A little while back, I opened a mysterious, unidentified envelope that ended up being from PayPal.
“Great news… it’s that time of year… yada yada yada… a dividend has been deposited into your account!” Woohoo! I thought as I unfolded the paper to see just how much richer I now was. Would it be $20? $50? $100?
And then my disappointment turned into straight-up annoyance as I realized just how much “receiving” that thirty-three cents was going to cost me.
Come tax time, I’m going to have to factor in that thirty-three cents as I gather all my tax information for my accountant. I’m going to have to print off the PayPal tax summary. I’m going to have to take the time to input it into the Excel spreadsheet and balance the rest of my finances with it.

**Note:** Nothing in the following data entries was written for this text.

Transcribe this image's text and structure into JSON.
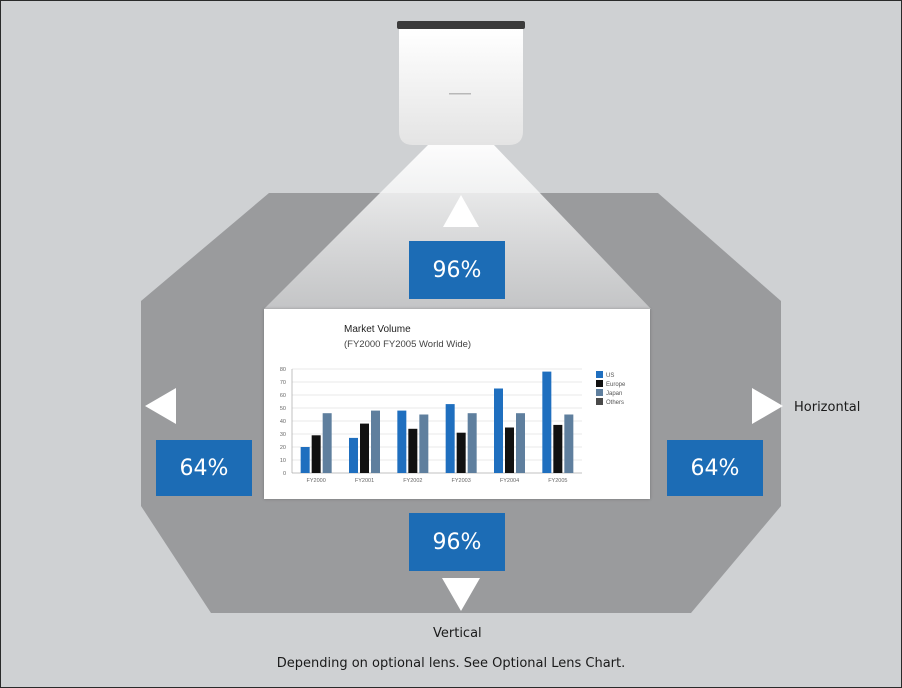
{
  "horizontal": {
    "label": "Horizontal",
    "left_value": "64%",
    "right_value": "64%"
  },
  "vertical": {
    "label": "Vertical",
    "top_value": "96%",
    "bottom_value": "96%"
  },
  "footnote": "Depending on optional lens. See Optional Lens Chart.",
  "colors": {
    "background": "#cfd1d3",
    "shift_area": "#9a9b9d",
    "value_box": "#1c6cb5",
    "arrow": "#ffffff"
  },
  "icons": [
    "projector-icon",
    "arrow-up-icon",
    "arrow-down-icon",
    "arrow-left-icon",
    "arrow-right-icon"
  ],
  "chart_data": {
    "type": "bar",
    "title": "Market Volume",
    "subtitle": "(FY2000 FY2005 World Wide)",
    "categories": [
      "FY2000",
      "FY2001",
      "FY2002",
      "FY2003",
      "FY2004",
      "FY2005"
    ],
    "series": [
      {
        "name": "US",
        "color": "#1f6fbf",
        "values": [
          20,
          27,
          48,
          53,
          65,
          78
        ]
      },
      {
        "name": "Europe",
        "color": "#111111",
        "values": [
          29,
          38,
          34,
          31,
          35,
          37
        ]
      },
      {
        "name": "Japan",
        "color": "#5f7f9e",
        "values": [
          46,
          48,
          45,
          46,
          46,
          45
        ]
      },
      {
        "name": "Others",
        "color": "#4a4a4a",
        "values": [
          0,
          0,
          0,
          0,
          0,
          0
        ]
      }
    ],
    "yticks": [
      "0",
      "10",
      "20",
      "30",
      "40",
      "50",
      "60",
      "70",
      "80"
    ],
    "ylim": [
      0,
      80
    ],
    "grid": true,
    "legend": "right"
  }
}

Then, I’m going to hand it all to my accountant who charges a hundred bucks an hour. He’ll have to include it in whatever he does, which I’m sure will cost me a few minutes of his time; a few minutes he’ll have no problem charging me for.
But why stop there? In addition to all that, I have now spent the time it takes to write this post, which could have spent doing something to build my following, writing my new book, or finding some way to bring in some money.
In the end, and being as whiny and grim as I can, I figure that 33 cents actually is costing me about sixty bucks.
Thank you PayPal.
Keep your dividends to yourself.
Dan Pearce, Single Dad Laughing
PS. Do you ever get annoyed at the “true” cost of things? Like what?